Drs. Grafman and Harbaugh’s research also helps explain why witnessing acts of altruism, such as Carlos Arredondo’s selfless heroism in the aftermath of the Boston bombings, gives us such warm feeling of hope, joy and pleasure. Our brains are not only wired to encourage our own generous behavior, but also to appreciate and be influenced by acts of kindness carried out by others, a phenomenon described by one study as the “social contagion” of generosity.
Altruism doesn’t appear to be limited to adults making a cognitive assessment of the choices at hand. Very young children who are unable to weigh the cost and benefits of acting altruistically have been shown, time and again, to seek out and enjoy opportunities for giving and helping behavior. In fact, dozens of species throughout the animal kingdom also display levels of altruism, from ants spending their entire lives in the service of the colony to vampire bats that routinely share food with members of their group that are in danger of starving.
All of this research helps to explain what we’ve known for generations, what Anne Frank eloquently described in one simple sentence: “No one has ever become poor by giving.” What we get when we give is just as essential to our well-being as what we’ve chosen to sacrifice. And although some acts of altruism may be motivated by the desire for recognition or simply because we want to feel good, this behavior is hard-wired as deeply and unavoidably as our yearning to be close to those we love the most.

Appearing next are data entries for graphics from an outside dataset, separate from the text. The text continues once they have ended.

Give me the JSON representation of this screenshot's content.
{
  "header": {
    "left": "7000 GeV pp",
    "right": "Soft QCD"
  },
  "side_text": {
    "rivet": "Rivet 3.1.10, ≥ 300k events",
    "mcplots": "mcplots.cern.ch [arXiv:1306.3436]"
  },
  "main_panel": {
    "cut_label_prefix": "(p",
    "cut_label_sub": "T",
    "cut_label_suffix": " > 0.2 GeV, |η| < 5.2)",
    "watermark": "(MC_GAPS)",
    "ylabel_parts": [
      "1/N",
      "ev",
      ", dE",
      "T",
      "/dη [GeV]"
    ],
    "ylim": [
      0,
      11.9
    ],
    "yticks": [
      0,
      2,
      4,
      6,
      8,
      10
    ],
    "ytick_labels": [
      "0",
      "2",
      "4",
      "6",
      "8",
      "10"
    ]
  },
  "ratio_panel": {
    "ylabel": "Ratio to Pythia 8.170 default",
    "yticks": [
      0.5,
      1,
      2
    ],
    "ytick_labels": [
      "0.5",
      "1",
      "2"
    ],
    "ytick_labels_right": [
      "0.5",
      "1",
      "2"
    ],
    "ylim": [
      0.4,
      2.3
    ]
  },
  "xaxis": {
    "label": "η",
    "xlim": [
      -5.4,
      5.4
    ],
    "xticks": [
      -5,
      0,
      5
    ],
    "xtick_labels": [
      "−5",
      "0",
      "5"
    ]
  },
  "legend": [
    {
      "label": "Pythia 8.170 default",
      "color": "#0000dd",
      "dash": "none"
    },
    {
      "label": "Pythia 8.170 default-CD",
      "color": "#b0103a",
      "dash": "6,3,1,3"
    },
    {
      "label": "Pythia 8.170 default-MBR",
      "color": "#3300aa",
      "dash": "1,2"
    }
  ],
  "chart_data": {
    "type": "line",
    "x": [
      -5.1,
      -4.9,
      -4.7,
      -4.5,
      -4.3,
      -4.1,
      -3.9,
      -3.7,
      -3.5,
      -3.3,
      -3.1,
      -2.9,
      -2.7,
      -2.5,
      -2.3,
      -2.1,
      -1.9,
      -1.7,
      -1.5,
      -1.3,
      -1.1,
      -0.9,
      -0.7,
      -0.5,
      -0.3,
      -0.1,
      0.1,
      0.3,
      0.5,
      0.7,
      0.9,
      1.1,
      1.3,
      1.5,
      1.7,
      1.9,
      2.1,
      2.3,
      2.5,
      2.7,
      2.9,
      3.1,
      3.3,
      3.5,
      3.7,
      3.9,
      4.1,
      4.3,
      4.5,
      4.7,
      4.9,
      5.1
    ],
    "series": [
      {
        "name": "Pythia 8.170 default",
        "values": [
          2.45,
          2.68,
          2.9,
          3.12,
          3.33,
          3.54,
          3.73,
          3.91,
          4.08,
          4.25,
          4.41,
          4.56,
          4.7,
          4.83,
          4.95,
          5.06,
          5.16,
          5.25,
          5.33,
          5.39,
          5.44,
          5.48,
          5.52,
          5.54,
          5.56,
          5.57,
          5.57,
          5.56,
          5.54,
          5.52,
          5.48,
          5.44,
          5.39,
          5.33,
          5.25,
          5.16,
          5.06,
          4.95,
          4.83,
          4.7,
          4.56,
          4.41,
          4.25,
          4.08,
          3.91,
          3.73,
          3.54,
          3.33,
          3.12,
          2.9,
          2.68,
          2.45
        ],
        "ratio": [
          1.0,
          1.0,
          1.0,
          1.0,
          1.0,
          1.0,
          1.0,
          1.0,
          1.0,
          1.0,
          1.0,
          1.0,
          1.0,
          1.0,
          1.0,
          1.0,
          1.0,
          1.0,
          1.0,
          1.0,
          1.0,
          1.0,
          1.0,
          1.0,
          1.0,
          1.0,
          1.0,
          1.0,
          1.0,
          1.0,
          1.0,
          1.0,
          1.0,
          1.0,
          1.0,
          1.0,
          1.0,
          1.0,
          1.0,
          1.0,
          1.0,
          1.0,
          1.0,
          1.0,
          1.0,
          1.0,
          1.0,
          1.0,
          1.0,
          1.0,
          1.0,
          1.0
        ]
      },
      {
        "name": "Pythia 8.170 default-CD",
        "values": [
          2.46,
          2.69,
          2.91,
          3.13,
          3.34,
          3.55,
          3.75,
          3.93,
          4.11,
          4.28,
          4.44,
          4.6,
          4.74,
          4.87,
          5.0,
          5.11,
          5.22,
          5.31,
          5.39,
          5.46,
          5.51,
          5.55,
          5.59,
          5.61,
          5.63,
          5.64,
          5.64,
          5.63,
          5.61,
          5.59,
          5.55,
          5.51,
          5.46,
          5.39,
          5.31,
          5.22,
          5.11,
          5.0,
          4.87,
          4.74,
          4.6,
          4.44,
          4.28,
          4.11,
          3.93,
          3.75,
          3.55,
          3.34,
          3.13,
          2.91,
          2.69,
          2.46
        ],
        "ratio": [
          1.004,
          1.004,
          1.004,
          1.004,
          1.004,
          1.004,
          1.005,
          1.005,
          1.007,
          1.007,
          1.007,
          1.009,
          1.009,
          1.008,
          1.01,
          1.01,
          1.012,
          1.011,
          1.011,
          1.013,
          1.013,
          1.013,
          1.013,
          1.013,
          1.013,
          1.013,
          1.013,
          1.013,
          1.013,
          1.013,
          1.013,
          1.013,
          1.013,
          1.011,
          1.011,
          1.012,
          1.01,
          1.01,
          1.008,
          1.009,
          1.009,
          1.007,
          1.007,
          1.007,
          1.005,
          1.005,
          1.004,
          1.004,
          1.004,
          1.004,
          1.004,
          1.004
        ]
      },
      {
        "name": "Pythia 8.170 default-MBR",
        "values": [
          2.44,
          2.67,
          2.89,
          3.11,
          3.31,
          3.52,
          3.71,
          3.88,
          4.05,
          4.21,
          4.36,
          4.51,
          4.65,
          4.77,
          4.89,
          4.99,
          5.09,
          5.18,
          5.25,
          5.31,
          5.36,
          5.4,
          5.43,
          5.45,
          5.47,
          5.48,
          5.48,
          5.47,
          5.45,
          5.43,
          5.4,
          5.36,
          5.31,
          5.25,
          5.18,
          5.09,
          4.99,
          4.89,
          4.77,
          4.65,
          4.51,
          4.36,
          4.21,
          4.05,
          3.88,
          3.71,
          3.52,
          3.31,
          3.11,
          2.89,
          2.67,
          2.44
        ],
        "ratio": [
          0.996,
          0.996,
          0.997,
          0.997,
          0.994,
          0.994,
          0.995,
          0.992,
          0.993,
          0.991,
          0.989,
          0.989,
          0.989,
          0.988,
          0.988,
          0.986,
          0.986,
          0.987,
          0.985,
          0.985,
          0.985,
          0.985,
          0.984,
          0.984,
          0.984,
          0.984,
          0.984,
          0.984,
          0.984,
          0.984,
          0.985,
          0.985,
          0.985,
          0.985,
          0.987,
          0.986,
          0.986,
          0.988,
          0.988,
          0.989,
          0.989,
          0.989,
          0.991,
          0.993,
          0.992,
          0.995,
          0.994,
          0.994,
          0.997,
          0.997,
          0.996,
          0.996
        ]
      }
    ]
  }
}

Tragedies such as the Boston Marathon bombing may continue to befall our society. We may never be able to escape grief. But if we look for the helpers we’ll find that altruism manifests all around us in many unique and wonderful ways. With every act of generosity we shape our evolution as a species, ensuring that altruism remains deeply engrained in our biological and social fabric. Our own moments of kindness are just as heroic to the people in our lives as those of The Man in the Cowboy Hat. In the chaos and confusion of our daily lives, we are the helpers, the Carlos Arredondos for the people whose lives will be forever influenced by our presence.